Needham analyst supports Apple’s decision to stop providing unit sales data for iPhone, iPad and Mac

“Maybe it’s not so bad that Apple stops regularly reporting iPhone, iPad and Mac unit sales data—if the company replaces it with something better,” David Marino-Nachison reports for Barron’s. “Needham analyst Laura Martin suggested that Thursday as she cut her price target on the tech giant’s shares to $200, below FactSet’s roughly $219 average, from $260. (She still has a Buy rating on the stock, however.)”

“Her suggestion: If Apple must taketh away… it should giveth back, too,” Marino-Nachison reports. “‘We support Apple’s decision to stop ‘providing unit sales data for iPhone, iPad and Mac’ because we believe that it tethers Apple’s valuation to its hardware roots of the past, not the future,’ Martin wrote. ‘We believe Apple is an ‘ecosystem company’ and that valuation should be based on (and we would like to see more metrics about: unique user growth; trends in churn rates (i.e., average life-span) and trends in average lifetime revenue per user.'”

Marino-Nachison reports, “And Barron’s Jack Hough, wrote: “If Apple can get investors to focus less on how its quarterly iPhone volumes compare with guesses, and more on bottom-line results, it could be viewed less as a hit-or-miss gadget maker and more as a digital staple seller.'”

Read more in the full article here.

MacDailyNews Take: Apple’s competitors do not regularly report quarterly smartphone, tablet, or personal computer unit sales, either.

SEE ALSO:
Apple rams their message home: Think ‘Apple as a Service’ – November 2, 2018
Investors bristle as Apple occludes iPhone unit sales data – November 2, 2018
Apple’s decision to stop reporting unit sales of iPhones, Macs, and iPads is a ‘defining moment’ – November 2, 2018
Apple to stop reporting iPhone, Mac, and iPad quarterly unit sales – November 1, 2018
Apple tumbles 7% after reporting record-breaking quarterly earnings – November 1, 2018
Apple beats Street with another record-breaking quarter – November 1, 2018

7 Comments

  1. Its the best decision.. but it will take a bit of time for the panic oriented market to adapt to it.

    Mind you sales figures and margins per catagory will still be reported.

    1. Yes, it will take time. Years I bet.

      This time 2019 I predict AAPL wont be anywhere near 2018’s high. Not even close.

      Another serious leg down today. Apple share holders must be pretty used to $4-$5 daily drops. Apple has fallen 35% and there is no sign whatsoever that the drop is over.

      Now, it will take me almost 30 years of dividend payments to recover what my Apple shares have lost in the past 6 weeks.

      30 years!

      I’m sure Tim Cook is proud, very very proud of his accomplishments.

    2. NO IT IS NOT THE BEST DECISION FOR INVESTORS.

      Not only does this leave the investor blind to how rapidly changing market conditions may be affecting Apple, it also signals that Apple leadership is in it for themselves.

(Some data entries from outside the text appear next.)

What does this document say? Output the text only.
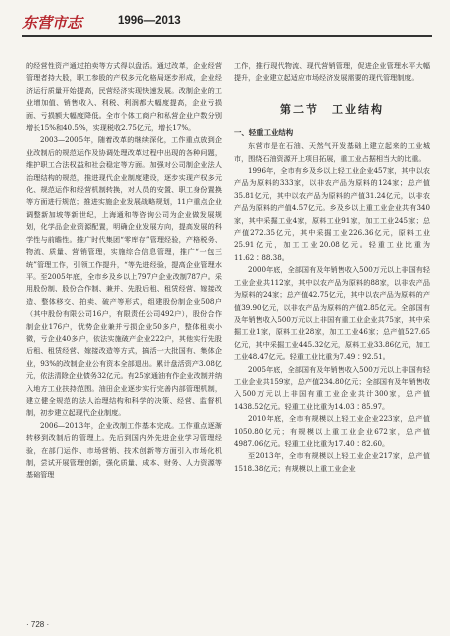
东营市志	1996—2013

的经营性资产通过拍卖等方式得以盘活。通过改革，企业经营管理者持大股，职工参股的产权多元化格局逐步形成，企业经济运行质量开始提高，民营经济实现快速发展。改制企业的工业增加值、销售收入、利税、利润都大幅度提高，企业亏损面、亏损额大幅度降低。全市个体工商户和私营企业户数分别增长15%和40.5%，实现税收2.75亿元，增长17%。

2003—2005年，随着改革的继续深化，工作重点放到企业改制后的规范运作及协调处理改革过程中出现的各种问题，维护职工合法权益和社会稳定等方面。加强对公司制企业法人治理结构的规范，推进现代企业制度建设，逐步实现产权多元化、规范运作和经营机制转换，对人员的安置、职工身份置换等方面进行规范；推进实施企业发展战略规划，11户重点企业调整新加坡等新世纪，上海通和等咨询公司为企业做发展规划，化学品企业资源配置，明确企业发展方向，提高发展的科学性与前瞻性。推广时代集团“零库存”管理经验，产格税务、物流、质量、营销管理，实施综合信息管理，推广“一包三统”管理工作，引领工作提升，“等先进经验，提高企业管理水平。至2005年底，全市乡及乡以上797户企业改制787户。采用股份制、股份合作制、兼并、先股后租、租赁经营、嫁接改造、整体移交、拍卖、破产等形式，组建股份制企业508户（其中股份有限公司16户，有限责任公司492户），股份合作制企业176户，优势企业兼并亏损企业50多户，整体租卖小微，亏企业40多户，依法实施破产企业222户，其他实行先股后租、租赁经营、嫁接改造等方式，搞活一大批国有、集体企业，93%的改制企业公有资本全部退出。累计盘活资产3.08亿元，依法清除企业债务32亿元。有25家通油有作企业改制并纳入地方工业扶持范围。油田企业逐步实行完善内部管理机制，建立健全规范的法人治理结构和科学的决策、经营、监督机制，初步建立起现代企业制度。

2006—2013年，企业改制工作基本完成。工作重点逐渐转移到改制后的管理上。先后到国内外先进企业学习管理经验，在部门运作、市场营销、技术创新等方面引入市场化机制，尝试开展管理创新，强化质量、成本、财务、人力资源等基础管理

工作，推行现代物流、现代营销管理，促进企业管理水平大幅提升，企业建立起适应市场经济发展需要的现代管理制度。

第二节　工业结构
一、轻重工业结构

东营市是在石油、天然气开发基础上建立起来的工业城市，围绕石油资源开上项目拓展，重工业占据相当大的比重。

1996年，全市有乡及乡以上轻工业企业457家，其中以农产品为原料的333家，以非农产品为原料的124家；总产值35.81亿元，其中以农产品为原料的产值31.24亿元，以非农产品为原料的产值4.57亿元。乡及乡以上重工业企业共有340家，其中采掘工业4家，原料工业91家，加工工业245家；总产值272.35亿元，其中采掘工业226.36亿元，原料工业25.91亿元，加工工业20.08亿元。轻重工业比重为11.62∶88.38。

2000年底，全部国有及年销售收入500万元以上非国有轻工业企业共112家，其中以农产品为原料的88家，以非农产品为原料的24家；总产值42.75亿元，其中以农产品为原料的产值39.90亿元，以非农产品为原料的产值2.85亿元。全部国有及年销售收入500万元以上非国有重工业企业共75家，其中采掘工业1家，原料工业28家，加工工业46家；总产值527.65亿元，其中采掘工业445.32亿元，原料工业33.86亿元，加工工业48.47亿元。轻重工业比重为7.49∶92.51。

2005年底，全部国有及年销售收入500万元以上非国有轻工业企业共159家，总产值234.80亿元；全部国有及年销售收入500万元以上非国有重工业企业共计300家，总产值1438.52亿元。轻重工业比重为14.03∶85.97。

2010年底，全市有规模以上轻工业企业223家，总产值1050.80亿元；有规模以上重工业企业672家，总产值4987.06亿元。轻重工业比重为17.40∶82.60。

至2013年，全市有规模以上轻工业企业217家，总产值1518.38亿元；有规模以上重工业企业

· 728 ·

      Apple invites FUD when it is too secretive. Maybe that’s good for MDN and manipulators but it increases volatility and directly harms long term stockholders.

      All publicly traded companies need to be held to account. That means honesty and transparency.

      Just stop with the brainless cheerleading already.

  2. I’ll just leave this here, from an article that explains how changes at Apple are historically received. This most recent change will be no different.

    ==========
    The Path to Enlightenment

    In the past, when Apple entered a major transition, investor optimism initially declined, then stabilized, then improved. This process takes about a year to unfold and has four distinct phases:

    News: November 1 – The company announced that starting with the Dec-18 quarter, it will no longer report unit sales figures for the iPhone, iPad and Mac.

    Knee-jerk: We’re currently in the knee-jerk phase. Shares of AAPL are down ~20% since the news was announced on Nov. 1. The pull back was also driven by the broader market downturn, along with negative data points out of Apple’s supply chain related to iPhone demand. We expect the knee-jerk phase to last until early Feb. 2019 when the company reports Dec-18 quarterly earnings.

    Indifference: After Dec-18 results, we expect investors’ concerns to ease to indifference. Revenue, earnings, and margins will likely be in-line with expectations, a reassuring sign that the iPhone franchise is intact despite the more limited reporting metrics. The indifference phase should linger until Apple reports its Sep-19 quarter in Oct. 2019. Typically, investors will want to see four quarters of stability in order to rule out all possible effects of seasonality before beginning to embrace a new reality.

    Enlightenment: Late in 2019 and beyond – Investors will slowly credit the company for results in 2019 that support the Apple as a Service paradigm. Rising investor confidence in a more predictable hardware business, additive Services, and new products should result in a higher multiple for shares of AAPL.